I'm late, but I want to join!  I'm 34 and the thing I like about my 30s is I'm more comfortable with myself than I ever was in my 20s.  That alone makes getting older worth it!


----------



## katred (Jan 26, 2011)

Late to the party, as always.... I'm 38 and honestly I've never felt better. I had a grand time in my twenties, but I think I'm a happier person now than I've ever been. Plus, of course, I don't feel my age. Or any age, really. I just feel like me. I still look forward to everything I can do, I have a great guy and a home full of cats and makeup and clothes and shoes. I have great friends- this is probably one area where I would say my life has improved since my 20s- the bonds of friendship and who I'm really close to. I also think that my thirties have taught me a lot of discipline and focus that I didn't have when I was younger.

  	And anything that's declining in my 30s can be fixed with concealer.


----------



## bellaboomboom (Jan 26, 2011)

Yes, these are good times and I agree, I hate when people judge you because of your age and that your supposed to have kids, or supposed to do this or that.  Hubby and I are quite happy at this stage in our lives and are looking forward to the future.  As I get older I have less time to dedicate and less tolerance towards people who don't approve of me the way I am.  You don't like it, good for you.  Just leave me alone.  SOME people have quite some nerve.  You can tell I've been bugged about the kid issue.  NOBODY'S BUSINESS!  Grrrrrr!!!!!

  	On a lighter note, as I said once before, I feel young and take better care of myself now than I did in my 20's.  Good times.


----------



## MoMique (Jan 26, 2011)

Wow, I was 17 last year, and now about to turn 30 in a few months; with 2 marriages & 2 kids that have fattened my thighs....Yikes!!! lmao! I can't wait for my thirties, I don't identify with most people my own age anyways.

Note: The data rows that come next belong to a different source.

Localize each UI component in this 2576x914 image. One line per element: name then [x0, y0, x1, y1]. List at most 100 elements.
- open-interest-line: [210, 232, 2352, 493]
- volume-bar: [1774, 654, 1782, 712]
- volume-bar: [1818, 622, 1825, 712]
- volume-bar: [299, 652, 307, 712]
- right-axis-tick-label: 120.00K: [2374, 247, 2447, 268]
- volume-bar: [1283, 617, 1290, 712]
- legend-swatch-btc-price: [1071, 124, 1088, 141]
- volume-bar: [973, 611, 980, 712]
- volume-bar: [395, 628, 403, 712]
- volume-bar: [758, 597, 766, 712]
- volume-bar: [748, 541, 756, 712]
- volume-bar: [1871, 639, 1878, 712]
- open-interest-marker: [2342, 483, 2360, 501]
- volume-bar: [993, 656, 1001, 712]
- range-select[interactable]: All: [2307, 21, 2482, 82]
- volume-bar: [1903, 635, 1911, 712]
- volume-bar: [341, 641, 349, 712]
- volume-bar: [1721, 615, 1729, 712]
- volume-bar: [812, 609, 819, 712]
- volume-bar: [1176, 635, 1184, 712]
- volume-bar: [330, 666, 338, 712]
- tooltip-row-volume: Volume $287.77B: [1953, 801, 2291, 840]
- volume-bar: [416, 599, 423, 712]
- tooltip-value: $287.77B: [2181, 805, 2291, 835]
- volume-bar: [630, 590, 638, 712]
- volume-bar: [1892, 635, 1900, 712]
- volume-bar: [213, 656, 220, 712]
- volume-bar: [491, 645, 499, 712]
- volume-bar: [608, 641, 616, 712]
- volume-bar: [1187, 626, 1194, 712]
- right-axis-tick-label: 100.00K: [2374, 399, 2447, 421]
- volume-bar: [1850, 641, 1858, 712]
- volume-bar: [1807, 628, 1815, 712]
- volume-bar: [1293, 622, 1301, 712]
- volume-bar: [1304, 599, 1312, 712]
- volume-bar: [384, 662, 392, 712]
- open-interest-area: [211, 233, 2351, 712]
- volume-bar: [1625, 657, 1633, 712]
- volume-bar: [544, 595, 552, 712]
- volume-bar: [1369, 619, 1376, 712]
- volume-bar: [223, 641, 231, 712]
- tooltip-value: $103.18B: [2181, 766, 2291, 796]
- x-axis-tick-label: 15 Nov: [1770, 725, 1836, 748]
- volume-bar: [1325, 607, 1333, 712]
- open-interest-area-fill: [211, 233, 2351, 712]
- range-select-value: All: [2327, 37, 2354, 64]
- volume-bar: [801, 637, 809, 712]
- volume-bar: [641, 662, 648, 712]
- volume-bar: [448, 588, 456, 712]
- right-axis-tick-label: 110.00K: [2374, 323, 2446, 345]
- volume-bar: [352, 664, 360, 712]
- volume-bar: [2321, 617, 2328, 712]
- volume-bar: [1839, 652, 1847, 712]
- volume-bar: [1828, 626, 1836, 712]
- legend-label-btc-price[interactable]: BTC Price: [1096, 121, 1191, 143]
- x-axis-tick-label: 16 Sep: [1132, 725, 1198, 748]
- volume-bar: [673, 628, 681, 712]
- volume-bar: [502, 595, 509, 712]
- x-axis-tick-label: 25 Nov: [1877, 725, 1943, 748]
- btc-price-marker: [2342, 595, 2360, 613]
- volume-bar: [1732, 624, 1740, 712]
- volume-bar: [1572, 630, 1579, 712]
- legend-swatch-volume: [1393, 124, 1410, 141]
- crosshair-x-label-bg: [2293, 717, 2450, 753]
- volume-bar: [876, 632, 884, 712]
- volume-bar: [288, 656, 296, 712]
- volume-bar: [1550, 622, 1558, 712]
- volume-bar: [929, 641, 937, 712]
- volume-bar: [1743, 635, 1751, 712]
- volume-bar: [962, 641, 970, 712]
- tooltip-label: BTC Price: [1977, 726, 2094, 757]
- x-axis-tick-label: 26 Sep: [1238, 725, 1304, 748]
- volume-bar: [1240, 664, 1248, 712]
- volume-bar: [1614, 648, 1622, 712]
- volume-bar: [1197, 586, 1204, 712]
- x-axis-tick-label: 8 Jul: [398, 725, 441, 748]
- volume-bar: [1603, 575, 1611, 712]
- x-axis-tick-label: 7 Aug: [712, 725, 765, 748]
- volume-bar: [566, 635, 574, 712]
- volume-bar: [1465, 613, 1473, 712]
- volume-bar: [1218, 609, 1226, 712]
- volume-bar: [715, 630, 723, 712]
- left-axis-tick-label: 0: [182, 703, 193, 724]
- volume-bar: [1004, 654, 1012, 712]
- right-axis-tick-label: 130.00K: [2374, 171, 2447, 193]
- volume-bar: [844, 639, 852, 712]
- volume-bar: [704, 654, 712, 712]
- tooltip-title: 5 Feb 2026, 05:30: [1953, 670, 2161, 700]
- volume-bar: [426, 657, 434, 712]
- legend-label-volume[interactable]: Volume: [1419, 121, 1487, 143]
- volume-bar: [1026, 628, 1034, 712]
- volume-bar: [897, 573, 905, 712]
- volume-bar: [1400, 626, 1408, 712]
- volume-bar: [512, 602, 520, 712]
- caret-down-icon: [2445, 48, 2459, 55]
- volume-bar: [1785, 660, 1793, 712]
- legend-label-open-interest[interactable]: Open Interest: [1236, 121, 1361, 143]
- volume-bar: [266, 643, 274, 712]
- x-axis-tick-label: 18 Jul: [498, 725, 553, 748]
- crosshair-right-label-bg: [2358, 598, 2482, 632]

I agree with you Fancyface(love the blog/vids btw) later is greater when it comes to having a family, especially husbands, you need all the time to store up the patience you're gonna need...hehehehe


----------



## ElvenEyes (Jan 26, 2011)

I just recently turned 48 and that isn't stopping me from MAC hauls, Sephora and Macy flings!  Nice to meet everyone!  I am new to MAC and loving every moment of it!


----------